- Promotional release poster by Adrienne Breedlove
- Directed by: Seth Breedlove
- Written by: Seth Breedlove; Mark Matzke;
- Produced by: Adrienne Breedlove; Seth Breedlove;
- Narrated by: Lyle Blackburn
- Cinematography: Zac Palmisano
- Edited by: Seth Breedlove
- Music by: Brandon Dalo; Chris Dudley;
- Production company: Small Town Monsters
- Release date: October 5, 2018;
- Running time: 66 minutes
- Country: United States
- Language: English

= The Bray Road Beast (film) =

2018 American documentary film

The Bray Road Beast is a 2018 American documentary film about the Beast of Bray Road, a purported humanoid wolf-like creature allegedly sighted in Elkhorn, Walworth County, Wisconsin. Directed and co-produced by Seth Breedlove, the film is the seventh documentary by his production company Small Town Monsters. It is narrated by Lyle Blackburn and features both animated sequences and live-action reenactments of alleged sightings of the titular cryptid. The music for the film was composed by Brandon Dalo and Underoath member Chris Dudley.

The Bray Road Beast was released on DVD and streaming services on October 5, 2018.

==Production==
The Bray Road Beast was financed in part by a crowdfunding campaign on the website Kickstarter, which production company Small Town Monsters launched in February 2018 in order to raise funds for both The Bray Road Beast and two other documentaries, The Flatwoods Monster: A Legacy of Fear and On the Trail of Champ.

==Release and reception==
The Bray Road Beast was released on DVD and streaming services on October 5, 2018. It later screened at the 14th annual Texas Frightmare Weekend in May 2019.

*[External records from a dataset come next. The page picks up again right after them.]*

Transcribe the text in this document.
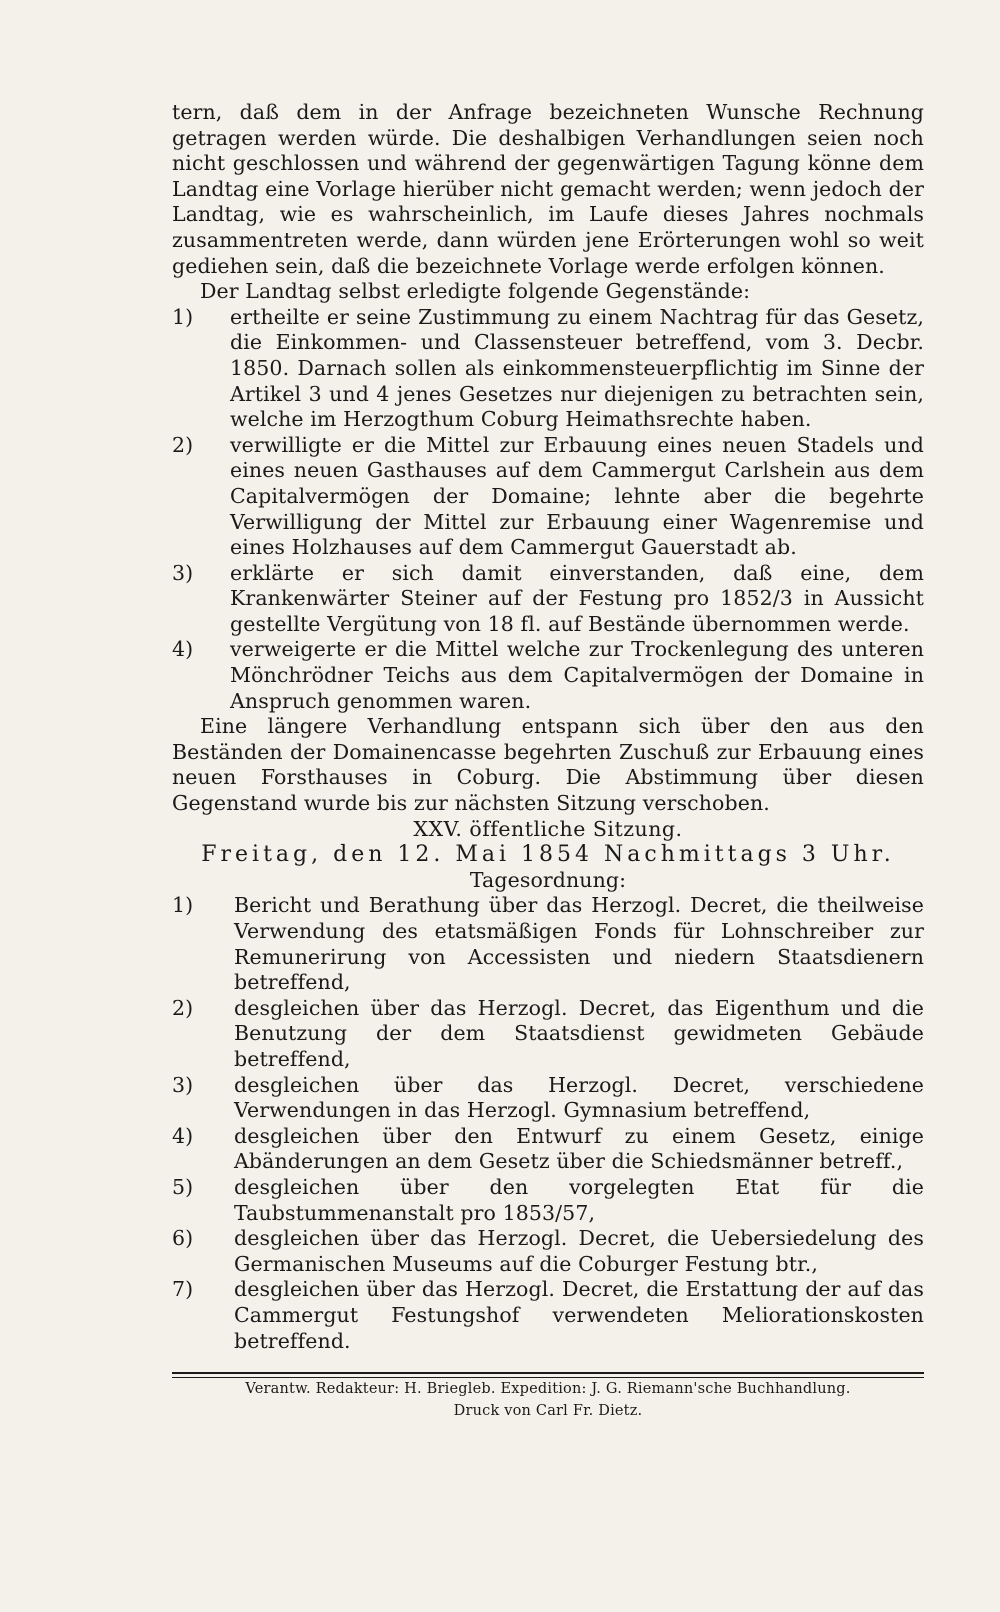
tern, daß dem in der Anfrage bezeichneten Wunsche Rechnung getragen werden würde. Die deshalbigen Verhandlungen seien noch nicht geschlossen und während der gegenwärtigen Tagung könne dem Landtag eine Vorlage hierüber nicht gemacht werden; wenn jedoch der Landtag, wie es wahrscheinlich, im Laufe dieses Jahres nochmals zusammentreten werde, dann würden jene Erörterungen wohl so weit gediehen sein, daß die bezeichnete Vorlage werde erfolgen können.

Der Landtag selbst erledigte folgende Gegenstände:

1) ertheilte er seine Zustimmung zu einem Nachtrag für das Gesetz, die Einkommen- und Classensteuer betreffend, vom 3. Decbr. 1850. Darnach sollen als einkommensteuerpflichtig im Sinne der Artikel 3 und 4 jenes Gesetzes nur diejenigen zu betrachten sein, welche im Herzogthum Coburg Heimathsrechte haben.

2) verwilligte er die Mittel zur Erbauung eines neuen Stadels und eines neuen Gasthauses auf dem Cammergut Carlshein aus dem Capitalvermögen der Domaine; lehnte aber die begehrte Verwilligung der Mittel zur Erbauung einer Wagenremise und eines Holzhauses auf dem Cammergut Gauerstadt ab.

3) erklärte er sich damit einverstanden, daß eine, dem Krankenwärter Steiner auf der Festung pro 1852/3 in Aussicht gestellte Vergütung von 18 fl. auf Bestände übernommen werde.

4) verweigerte er die Mittel welche zur Trockenlegung des unteren Mönchrödner Teichs aus dem Capitalvermögen der Domaine in Anspruch genommen waren.

Eine längere Verhandlung entspann sich über den aus den Beständen der Domainencasse begehrten Zuschuß zur Erbauung eines neuen Forsthauses in Coburg. Die Abstimmung über diesen Gegenstand wurde bis zur nächsten Sitzung verschoben.

XXV. öffentliche Sitzung.

Freitag, den 12. Mai 1854 Nachmittags 3 Uhr.

Tagesordnung:

1) Bericht und Berathung über das Herzogl. Decret, die theilweise Verwendung des etatsmäßigen Fonds für Lohnschreiber zur Remunerirung von Accessisten und niedern Staatsdienern betreffend,

2) desgleichen über das Herzogl. Decret, das Eigenthum und die Benutzung der dem Staatsdienst gewidmeten Gebäude betreffend,

3) desgleichen über das Herzogl. Decret, verschiedene Verwendungen in das Herzogl. Gymnasium betreffend,

4) desgleichen über den Entwurf zu einem Gesetz, einige Abänderungen an dem Gesetz über die Schiedsmänner betreff.,

5) desgleichen über den vorgelegten Etat für die Taubstummenanstalt pro 1853/57,

6) desgleichen über das Herzogl. Decret, die Uebersiedelung des Germanischen Museums auf die Coburger Festung btr.,

7) desgleichen über das Herzogl. Decret, die Erstattung der auf das Cammergut Festungshof verwendeten Meliorationskosten betreffend.

Verantw. Redakteur: H. Briegleb. Expedition: J. G. Riemann'sche Buchhandlung.
Druck von Carl Fr. Dietz.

A reviewer for Wisconsin Frights wrote positively of the documentary, comparing its visual style to that of Hammer Horror films and calling it "unnerving and completely fascinating." Christine Burnham of PopHorror referred to the film as "overall interesting", though she criticized the special effects used to portray the titular creature as "crude and [...] a little silly".